First edition.
Contemporary soft grey cardboard binding, front cover lightly stained, original wrappers preserved, contemporary binding.
Contributions by A. Beaunier "Stuart Merrill" and "Les Parnassiens et les symbolistes", A.-Ferdinand Hérold, R. Kipling "La Marque de la bête", A. de Vigny "Lettres inédites", H.-G. Wells "L'Ile du Docteur Moreau VII. XIV, fin", P. Quillard "Jean Moréas", V. Josz "Fragonard, de la Pompadour à la du Barry", R. de Gourmont, E. Barthélémy "Thomas Carlyle et la démocratie", E. Verhaeren, P. Claudel "La Ville", Rachilde.
Copy illustrated with drawings by J.-J. Aarts and Laurent Malclès.

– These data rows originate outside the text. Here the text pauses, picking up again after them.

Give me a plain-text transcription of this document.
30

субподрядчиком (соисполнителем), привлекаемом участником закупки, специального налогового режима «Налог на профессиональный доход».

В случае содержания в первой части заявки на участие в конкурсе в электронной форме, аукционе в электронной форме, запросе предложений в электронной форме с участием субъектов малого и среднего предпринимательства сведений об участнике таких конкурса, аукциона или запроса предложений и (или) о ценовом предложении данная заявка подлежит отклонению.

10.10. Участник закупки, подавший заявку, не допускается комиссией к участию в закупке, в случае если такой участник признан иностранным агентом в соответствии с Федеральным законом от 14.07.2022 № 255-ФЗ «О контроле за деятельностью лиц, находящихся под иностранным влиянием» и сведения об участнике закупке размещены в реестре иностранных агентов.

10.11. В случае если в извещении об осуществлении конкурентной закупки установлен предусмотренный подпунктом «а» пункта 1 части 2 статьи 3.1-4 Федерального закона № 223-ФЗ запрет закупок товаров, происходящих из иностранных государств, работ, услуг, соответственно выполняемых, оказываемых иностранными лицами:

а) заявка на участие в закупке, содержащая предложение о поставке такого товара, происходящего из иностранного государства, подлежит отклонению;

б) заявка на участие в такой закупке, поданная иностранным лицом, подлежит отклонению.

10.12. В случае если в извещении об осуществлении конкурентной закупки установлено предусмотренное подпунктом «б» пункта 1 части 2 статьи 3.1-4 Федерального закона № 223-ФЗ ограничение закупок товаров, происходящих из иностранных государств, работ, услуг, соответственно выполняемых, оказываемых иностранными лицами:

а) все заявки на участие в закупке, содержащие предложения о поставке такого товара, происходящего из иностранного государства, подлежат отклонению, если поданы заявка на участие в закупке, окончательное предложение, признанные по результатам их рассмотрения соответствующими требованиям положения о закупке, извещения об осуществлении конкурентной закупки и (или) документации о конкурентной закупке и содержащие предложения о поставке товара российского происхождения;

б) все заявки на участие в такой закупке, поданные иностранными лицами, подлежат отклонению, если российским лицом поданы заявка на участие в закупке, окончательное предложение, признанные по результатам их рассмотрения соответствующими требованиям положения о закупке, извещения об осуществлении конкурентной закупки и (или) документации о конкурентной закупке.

Handsome interior condition.
The 'Mercure de France' was originally a French review, founded in the 17th century under the name 'Mercure Galant', which evolved to become, in the 20th century, a publishing house.
Under the impetus of Rémy de Gourmont and Alfred Jarry, a literary review took up the name 'Mercure de France' in 1890 and offered symbolist texts, notably by Jean Moréas, Ernest Raynaud, Jules Renard, Louis Dumur. Gradually gaining recognition, this review would publish both the greatest Parnassians (Baudelaire, Rimbaud, Verlaine, Mallarmé, Heredia, etc.) and witness the emergence of Jarry's Pataphysics.
The publishing house was born in its wake. It notably published the first works of Gide and Claudel, of Colette, of Apollinaire, of Georges Duhamel?